Сонюшка, голубка моя, писем все нет. Нет и посылки. Я, конечно, в тоске, но все же держусь. Вечереет. Скоро стихнет стук топоров и взвизгивание пил. Солнце, за рекой Уссури и местечком Лесозаводском, близится к горизонту. Оно окружено толпой алеющих туч — сверкающих, словно свита в панцирях. По реке движется лед. Вода кажется как-то по-особому прозрачной. У нас во время ледохода — ненастье: хмурится небо, ветер. А здесь тихо и ясно. Снег на крышах, отстроенных нами двух домов, — сиреневый. Я спрашиваю работающих — какой снег? — отвечают «белый». Это не только неразвитость глаза, а это отсутствие всякой наблюдательности. Снег — белый, значит, он и на крыше при закате тоже белый. Вот если бы он, как тучки, — заалел — они бы заметили. Рядом шпаненок — наш монтер уныло поет:
У меня сейчас много работы. Досуга нет и 5 минут. Это сейчас хорошо. Дни проходят быстро, и мне легче переносить их — без твоих писем, — если бы был досуг, — было бы очень тяжело. Бригадир наших печников в большом горе. Жена написала ему, что нашла другого мужа. Он бытовик и скоро кончает срок. Очень грустно наблюдать, как все реже и реже получают мои сотоварищи письма и посылки. Есть — которые уже утратили всякую связь с домом.

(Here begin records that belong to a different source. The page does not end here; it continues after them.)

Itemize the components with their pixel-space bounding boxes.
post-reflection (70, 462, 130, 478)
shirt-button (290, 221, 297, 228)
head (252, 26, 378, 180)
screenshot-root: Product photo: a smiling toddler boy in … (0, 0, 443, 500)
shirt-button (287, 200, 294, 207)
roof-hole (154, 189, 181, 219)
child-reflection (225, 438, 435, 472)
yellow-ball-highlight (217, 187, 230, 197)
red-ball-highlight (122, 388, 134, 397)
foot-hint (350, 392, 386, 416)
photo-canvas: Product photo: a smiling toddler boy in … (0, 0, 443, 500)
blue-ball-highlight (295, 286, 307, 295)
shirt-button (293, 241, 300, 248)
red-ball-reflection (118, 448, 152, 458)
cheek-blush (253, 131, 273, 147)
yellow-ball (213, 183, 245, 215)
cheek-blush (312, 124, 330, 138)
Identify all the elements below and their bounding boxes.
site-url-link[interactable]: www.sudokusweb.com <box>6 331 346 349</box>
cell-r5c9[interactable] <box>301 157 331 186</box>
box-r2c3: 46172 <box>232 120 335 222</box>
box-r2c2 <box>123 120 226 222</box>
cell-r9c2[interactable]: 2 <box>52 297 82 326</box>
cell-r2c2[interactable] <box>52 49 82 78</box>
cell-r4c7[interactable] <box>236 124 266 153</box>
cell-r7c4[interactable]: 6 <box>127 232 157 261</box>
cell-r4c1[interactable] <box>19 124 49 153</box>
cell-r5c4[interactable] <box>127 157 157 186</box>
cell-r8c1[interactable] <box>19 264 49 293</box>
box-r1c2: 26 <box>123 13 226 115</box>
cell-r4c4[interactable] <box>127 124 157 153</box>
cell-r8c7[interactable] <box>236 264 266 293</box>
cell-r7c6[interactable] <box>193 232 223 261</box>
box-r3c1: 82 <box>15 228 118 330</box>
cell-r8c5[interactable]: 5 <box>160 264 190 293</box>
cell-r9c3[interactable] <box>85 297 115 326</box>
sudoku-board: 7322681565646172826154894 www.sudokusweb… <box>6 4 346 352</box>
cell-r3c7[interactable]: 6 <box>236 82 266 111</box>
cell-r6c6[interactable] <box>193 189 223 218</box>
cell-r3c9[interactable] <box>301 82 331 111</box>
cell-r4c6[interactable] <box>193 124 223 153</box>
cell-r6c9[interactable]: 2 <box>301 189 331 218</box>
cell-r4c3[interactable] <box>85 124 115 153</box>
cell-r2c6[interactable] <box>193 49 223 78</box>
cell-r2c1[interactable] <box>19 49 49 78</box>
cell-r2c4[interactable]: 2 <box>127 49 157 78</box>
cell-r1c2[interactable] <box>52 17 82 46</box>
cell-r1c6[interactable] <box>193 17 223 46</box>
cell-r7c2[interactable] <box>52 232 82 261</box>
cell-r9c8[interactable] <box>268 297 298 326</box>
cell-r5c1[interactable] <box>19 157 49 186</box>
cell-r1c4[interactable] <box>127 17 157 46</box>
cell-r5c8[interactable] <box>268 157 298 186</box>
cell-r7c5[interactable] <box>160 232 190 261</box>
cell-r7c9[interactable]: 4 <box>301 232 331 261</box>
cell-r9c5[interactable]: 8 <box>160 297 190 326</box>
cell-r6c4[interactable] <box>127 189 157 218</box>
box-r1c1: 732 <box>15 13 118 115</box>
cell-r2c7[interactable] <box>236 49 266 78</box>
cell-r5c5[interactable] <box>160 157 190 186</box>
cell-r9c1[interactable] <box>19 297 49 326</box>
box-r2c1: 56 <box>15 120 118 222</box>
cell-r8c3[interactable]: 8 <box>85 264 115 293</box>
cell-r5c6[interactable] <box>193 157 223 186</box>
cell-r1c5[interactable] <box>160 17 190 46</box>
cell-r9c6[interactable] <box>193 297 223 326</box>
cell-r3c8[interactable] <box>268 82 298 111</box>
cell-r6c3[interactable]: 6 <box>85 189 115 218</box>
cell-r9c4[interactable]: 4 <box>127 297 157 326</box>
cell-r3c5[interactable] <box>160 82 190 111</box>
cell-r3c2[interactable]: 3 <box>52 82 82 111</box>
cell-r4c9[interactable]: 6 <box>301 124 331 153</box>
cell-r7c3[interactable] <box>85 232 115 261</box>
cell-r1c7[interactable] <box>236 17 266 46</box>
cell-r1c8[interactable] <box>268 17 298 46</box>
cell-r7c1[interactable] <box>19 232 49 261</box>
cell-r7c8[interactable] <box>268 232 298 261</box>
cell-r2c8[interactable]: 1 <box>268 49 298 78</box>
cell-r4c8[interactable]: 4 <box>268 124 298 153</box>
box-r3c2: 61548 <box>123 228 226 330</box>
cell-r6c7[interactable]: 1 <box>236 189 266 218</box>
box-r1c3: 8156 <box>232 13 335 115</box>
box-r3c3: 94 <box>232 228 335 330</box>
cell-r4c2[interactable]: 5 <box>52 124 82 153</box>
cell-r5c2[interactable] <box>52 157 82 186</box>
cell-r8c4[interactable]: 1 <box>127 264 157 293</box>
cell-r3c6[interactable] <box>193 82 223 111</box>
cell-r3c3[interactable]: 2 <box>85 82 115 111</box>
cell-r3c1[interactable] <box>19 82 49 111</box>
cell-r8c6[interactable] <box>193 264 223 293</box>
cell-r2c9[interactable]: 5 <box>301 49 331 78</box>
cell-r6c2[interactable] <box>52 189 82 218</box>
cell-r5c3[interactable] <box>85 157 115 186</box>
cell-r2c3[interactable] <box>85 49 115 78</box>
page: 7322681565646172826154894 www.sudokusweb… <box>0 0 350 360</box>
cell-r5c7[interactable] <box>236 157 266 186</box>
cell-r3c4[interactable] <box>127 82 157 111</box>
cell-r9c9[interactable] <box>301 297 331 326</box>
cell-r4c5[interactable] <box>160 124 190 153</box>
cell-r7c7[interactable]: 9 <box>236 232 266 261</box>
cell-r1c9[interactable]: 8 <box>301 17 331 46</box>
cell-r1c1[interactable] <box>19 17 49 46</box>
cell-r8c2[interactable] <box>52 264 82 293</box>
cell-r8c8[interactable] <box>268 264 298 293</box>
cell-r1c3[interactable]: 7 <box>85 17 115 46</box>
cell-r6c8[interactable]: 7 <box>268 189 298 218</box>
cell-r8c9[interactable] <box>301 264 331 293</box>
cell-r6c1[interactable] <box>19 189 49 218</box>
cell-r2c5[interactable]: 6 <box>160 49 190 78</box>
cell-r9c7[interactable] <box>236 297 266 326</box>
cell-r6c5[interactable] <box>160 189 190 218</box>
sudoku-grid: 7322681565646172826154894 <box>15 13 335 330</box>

Я заметил, что все время вспоминаются мои последние годы. Когда есть письма — то последние 4 года. Когда их нет, то предшествующие им 3 года. Свою жизнь до катастрофы 1929 г. вспоминаю реже. Она отлилась в чеканные формы. Я постоянно ощущаю, что в душе есть этот храм, но я остаюсь у его врат, редко открываю их. Какая-то черта легла между той жизнью и всем последующим. Обычно какое-нибудь событие или наблюдение дает толчок веренице воспоминаний жизни у Арбата и на Пятницкой.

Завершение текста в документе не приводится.